A Second Sun
- Jimmy Woodman

- May 5
- 15 min read
Maxwell searched Ulaanbataar for a guide to take him north. He had arrived from Budapest a week ago and spent that week scouring the windblown streets, wending between tower blocks that reminded him of home and through the camps of yurts in the outskirts. Every lead he had come with turned up a dead end. He felt twenty or thirty years out of date, buying endless rounds of Chinggis vodka for ex-interior ministry guys, old intelligence assets, oil and gas speculators, all for them to shake their grey-white heads and wave their wrinkled hands at him. “Too dangerous”, no matter how many dollars, yuan or bitcoin he waved under their noses. Blinking into the white sun, one old man croaked out in broken Russian and Mongolian that Maxwell needed no guide. Stand out on the steppe with a half-full jerry can of petrol and he would hear them coming before he saw anything. He laughed mirthlessly and emptied his glass of arkhi. All the help they offered was to confirm that Maxwell’s quarry was somewhere to the north in Russian Siberia, and that this somewhere was between three hundred and fifteen hundred miles from Ulaanbataar. Gambling on the former, he traded a shoebox of Tögrög and his DSLR camera for a faded white Toyota Hilux pickup, six jerry cans of diesel, a month's food, freeze-dried and tinned, water and a case of vodka. Bartering away the camera stung a little. It was a non-AI assisted model and had served him well shooting in Palestine for National Geographic. But, unable to charge the bloody thing on the road, he traded a bottle of vodka for a 1980s Soviet Lomo camera and five rolls of film.
The Hilux was thirty years old but ran like new, save for the suspension. After five hundred bone-rattling miles in a day and a half, across cracked blacktop turned stony dirt paths, he crossed the unmanned Russian border. As night was falling, the sun bleeding red across the endless, yawning steppe sky, Max wrapped himself up in his sheepskin coat, quite like the one John Motson used to wear, and fell asleep across the backseat. He dreamed of his goal, the new horde of the eastern steppe, and he saw a burning wheel, tens and tens and tens of thousands of vehicles glowing, light shimmering off their chrome and windscreens, tires kicking up city-sized clouds of dust, thundering the earth as the hoof-borne nomads before them had done.
That morning, almost as predicted, they found Maxwell. Four young men, split across two ATVs, pulled up alongside the Hilux just as the sun was rising. Stirred by the sound of engines, Maxwell saw them approaching and left the Hilux still wrapped in his coat, unused to the April chill.
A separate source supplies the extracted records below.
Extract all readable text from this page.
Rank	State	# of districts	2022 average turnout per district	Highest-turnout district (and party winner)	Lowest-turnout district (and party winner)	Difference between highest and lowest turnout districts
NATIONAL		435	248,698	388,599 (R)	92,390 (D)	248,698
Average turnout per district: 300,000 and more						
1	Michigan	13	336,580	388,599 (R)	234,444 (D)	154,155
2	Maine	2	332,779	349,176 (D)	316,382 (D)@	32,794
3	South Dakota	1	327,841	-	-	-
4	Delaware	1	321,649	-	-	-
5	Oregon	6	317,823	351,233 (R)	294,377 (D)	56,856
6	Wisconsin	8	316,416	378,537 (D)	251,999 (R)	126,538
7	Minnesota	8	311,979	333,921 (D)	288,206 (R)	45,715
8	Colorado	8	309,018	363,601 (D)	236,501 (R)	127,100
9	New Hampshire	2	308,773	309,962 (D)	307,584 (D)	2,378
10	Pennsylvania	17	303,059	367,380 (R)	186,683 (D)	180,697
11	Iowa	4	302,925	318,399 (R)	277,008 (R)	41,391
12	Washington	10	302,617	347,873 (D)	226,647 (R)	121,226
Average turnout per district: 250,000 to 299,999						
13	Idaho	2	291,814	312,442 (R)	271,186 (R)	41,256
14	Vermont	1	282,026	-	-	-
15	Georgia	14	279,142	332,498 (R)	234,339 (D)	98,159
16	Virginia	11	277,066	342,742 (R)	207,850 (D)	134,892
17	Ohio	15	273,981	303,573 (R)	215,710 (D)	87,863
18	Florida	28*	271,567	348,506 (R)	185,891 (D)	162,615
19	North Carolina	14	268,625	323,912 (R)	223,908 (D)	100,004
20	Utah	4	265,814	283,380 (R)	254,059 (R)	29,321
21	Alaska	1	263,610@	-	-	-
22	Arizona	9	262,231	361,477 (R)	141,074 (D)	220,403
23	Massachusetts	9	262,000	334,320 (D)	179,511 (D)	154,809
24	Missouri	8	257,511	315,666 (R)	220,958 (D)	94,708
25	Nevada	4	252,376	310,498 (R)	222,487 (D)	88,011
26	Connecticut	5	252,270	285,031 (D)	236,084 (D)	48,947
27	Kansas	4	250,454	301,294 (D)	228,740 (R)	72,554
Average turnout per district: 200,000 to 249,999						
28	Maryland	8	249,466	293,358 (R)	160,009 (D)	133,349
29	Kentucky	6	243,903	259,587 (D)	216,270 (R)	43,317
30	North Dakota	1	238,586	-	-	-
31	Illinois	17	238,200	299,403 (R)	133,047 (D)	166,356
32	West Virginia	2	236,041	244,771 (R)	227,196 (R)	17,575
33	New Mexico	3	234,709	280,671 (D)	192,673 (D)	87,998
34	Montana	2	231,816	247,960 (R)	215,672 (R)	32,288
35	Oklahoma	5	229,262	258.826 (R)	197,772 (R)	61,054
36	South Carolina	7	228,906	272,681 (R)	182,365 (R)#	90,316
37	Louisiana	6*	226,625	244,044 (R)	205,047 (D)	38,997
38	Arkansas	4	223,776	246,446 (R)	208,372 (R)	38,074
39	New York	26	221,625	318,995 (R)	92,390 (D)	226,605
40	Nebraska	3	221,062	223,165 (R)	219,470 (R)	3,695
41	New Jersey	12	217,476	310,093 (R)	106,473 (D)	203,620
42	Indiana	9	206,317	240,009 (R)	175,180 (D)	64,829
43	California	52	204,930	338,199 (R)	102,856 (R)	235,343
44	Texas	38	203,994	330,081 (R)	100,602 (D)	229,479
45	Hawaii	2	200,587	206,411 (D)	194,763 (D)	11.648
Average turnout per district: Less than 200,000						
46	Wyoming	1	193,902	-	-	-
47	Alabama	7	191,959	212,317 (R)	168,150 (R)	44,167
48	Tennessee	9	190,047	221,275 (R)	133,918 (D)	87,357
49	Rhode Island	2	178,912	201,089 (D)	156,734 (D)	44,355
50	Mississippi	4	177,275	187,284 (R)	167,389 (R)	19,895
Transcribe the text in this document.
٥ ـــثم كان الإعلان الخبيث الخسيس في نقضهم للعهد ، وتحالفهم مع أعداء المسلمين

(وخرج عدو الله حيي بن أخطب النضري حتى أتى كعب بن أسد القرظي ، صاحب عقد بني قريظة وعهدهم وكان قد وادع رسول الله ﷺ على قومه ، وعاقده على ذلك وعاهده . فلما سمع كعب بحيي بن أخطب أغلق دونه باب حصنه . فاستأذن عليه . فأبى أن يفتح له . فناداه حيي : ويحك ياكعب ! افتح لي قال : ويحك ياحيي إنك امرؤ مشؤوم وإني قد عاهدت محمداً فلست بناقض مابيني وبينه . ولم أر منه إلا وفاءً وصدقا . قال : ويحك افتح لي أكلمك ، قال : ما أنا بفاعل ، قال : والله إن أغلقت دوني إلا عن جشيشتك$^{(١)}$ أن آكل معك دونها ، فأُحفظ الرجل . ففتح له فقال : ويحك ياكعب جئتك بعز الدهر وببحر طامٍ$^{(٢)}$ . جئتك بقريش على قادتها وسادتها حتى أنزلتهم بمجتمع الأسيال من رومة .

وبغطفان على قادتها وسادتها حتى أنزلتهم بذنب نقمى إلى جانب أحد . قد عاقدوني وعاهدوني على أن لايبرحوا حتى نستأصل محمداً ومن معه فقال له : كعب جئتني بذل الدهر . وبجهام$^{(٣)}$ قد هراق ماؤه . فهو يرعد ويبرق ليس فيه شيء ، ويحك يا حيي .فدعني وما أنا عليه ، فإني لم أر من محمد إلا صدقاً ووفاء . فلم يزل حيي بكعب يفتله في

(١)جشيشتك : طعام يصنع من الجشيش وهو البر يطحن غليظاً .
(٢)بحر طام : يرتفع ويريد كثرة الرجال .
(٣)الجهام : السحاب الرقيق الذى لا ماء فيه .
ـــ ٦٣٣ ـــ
He clocked the pistols at their hips, and one had slung a scoped rifle across his back. They cycled through greetings in the region’s varied lingua francas before landing on Russian. The spokesman, himself a Siberian Russian with a pair of shining Oakleys across his broad, tanned face, asked him how much fuel he was carrying. Maxwell swallowed drily and responded he had five full cans of diesel and one half empty. “Good enough, follow us to camp. You’ll be very welcome. We’ll set you up. Do you like music? We have lots of musicians, you look like one.” He grinned, white and yellow teeth flashing, and waited for Maxwell to climb back into his pickup.